Sofinergie/CAPAC
The delightfully playful, playfully imaginative “Grand Amour” was directed by Pierre Etaix, a filmmaker, illustrator, musician and clown whose major work and poetic melancholia has long been denied to filmgoers. Presented at the Cannes Film Festival in 1969, it popped up on the American repertory circuit but never received a theatrical run here. Legal woes kept it and his other key movies out of view for 20 years, but Mr. Etaix — who worked with Jacques Tati and drew the exquisite images of him on the posters for “Mon Oncle” — is back with a retrospective that opens on Friday at Film Forum in New York. These films will travel to other cities and be brought out on DVD by Criterion.
“Le Grand Amour” centers on Pierre (Mr. Etaix), a kind of Gallic Walter Mitty whose daydreams about women inspire both joyously funny and moving flights of fancy before and during his marriage to Florence (Annie Fratellini, the future Mrs. Etaix). Written by Mr. Etaix and his frequent collaborator, the brilliant Jean-Claude Carrière, the film has a directness and comic purity that a child would enjoy, with double takes, physical bits of business and slapstick that show Mr. Etaix’s debt to great clowns of silent cinema like Buster Keaton. Sprinkled throughout, though, are involved passages that spin gloriously, surrealistically, off the narrative rails, explaining why Luis Buñuel hired Mr. Carrière to help write masterworks like “Belle de Jour,” “The Discreet Charm of the Bourgeoisie” and “That Obscure Object of Desire.”
A tale of desire, memories and storytelling, “Le Grand Amour” opens from suitably lofty heights with an aerial view of a city and the sound of a woman singing about love and regret with aching, gently jaded knowing. Again and again she sings “I wait for you,” a promise or maybe just a concession that, after being repeated a few times, starts to sound a wee bit like a threat. Suddenly, the scene shifts inside a church where Pierre waits at the altar alongside Florence. The camera then quickly leaves them to trail after some of the others attending the wedding, taking snapshots of human moments like a man falling, a woman wheezing and a child crying.
Mr. Etaix likes to warm up his scenes in “Le Grand Amour” and initially it seems as if he’s idling on the edges, tagging after this or that person instead of cutting straight to the main attraction. But while the film hinges on Pierre and, to a lesser extent, Florence, their lives are bound up with those around them, particularly her parents but also friends, employees and passers-by. Pierre dreams of sweet liberation but he does so in a world in which his life, his kisses and fights, are determined by, and performed for, other people. Ever so lightly, Mr. Etaix evokes the idea that our lives are never our own, suggesting notions about ideology very much in circulation in the late 1960s.

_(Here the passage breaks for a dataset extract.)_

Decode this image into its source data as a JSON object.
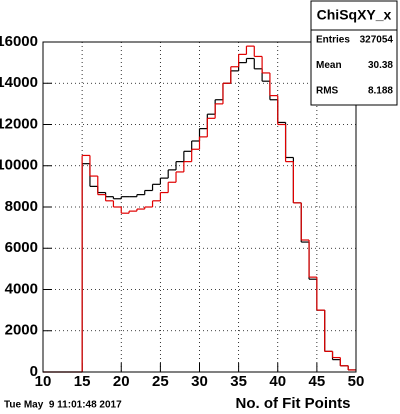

That sounds heavy though “Le Grand Amour” is anything but, even in its more wistful interludes. Pierre is repeatedly thwarted yet his imagination, his memories and visions, free him, an emancipation mirrored in the storytelling. The first hint of deliverance appears at the wedding with Pierre, in a foreshadowing of his supplication, kneeling at the church and then merrily chasing Florence in flashback. “It had all started badly,” he says in voice-over, as if contradicting this happy scene. He starts describing his early love life over more flashbacks, at one point trying to recall where he met her. He thinks it was on a terrace. “That’s not right,” he says. It was “the Café de Paris.” You see him at a terrace and a cafe and then a waiter, exasperated, says, “Make up your mind.”
It’s a beautifully absurd moment in a movie that wittily points to and sometimes upends its narrative. Like a character breaking the fourth wall in an old Bugs Bunny cartoon, the waiter interrupts Pierre’s reminiscences, opening up the question of what part of this ramble through time he’s making up while waiting to marry. He does wed and for a while seems happy, the rhythms of his life echoed by the ticking clocks at home and whirring machines at work. But life or rather a young secretary intrudes, throwing him off-kilter and sending him blissfully dreaming, including on a runaway bed that — as it tools along a country road with two snuggling escapees — transforms into a paragon of the Surrealist imagination and a delirious manifestation of that old, promising phrase: free love.
Le Grand Amour
Opens on Friday in Manhattan.
Directed by Pierre Etaix; written by Mr. Etaix and Jean-Claude Carrière; director of photography, Jean Boffety; edited by Henri Lanoë; music by Claude Stiermans; set design by Daniel Louradour; released by Janus Films. At the Film Forum, 209 West Houston Street, west of Avenue of the Americas, South Village. In French, with English subtitles. Running time: 1 hour 27 minutes. This film is not rated.
WITH: Pierre Etaix (Pierre), Annie Fratellini (Florence), Nicole Calfan (Agnès), Louis Maïs (M. Girard), Alain Janey (Jacques) and Micha Bayard (Secretary).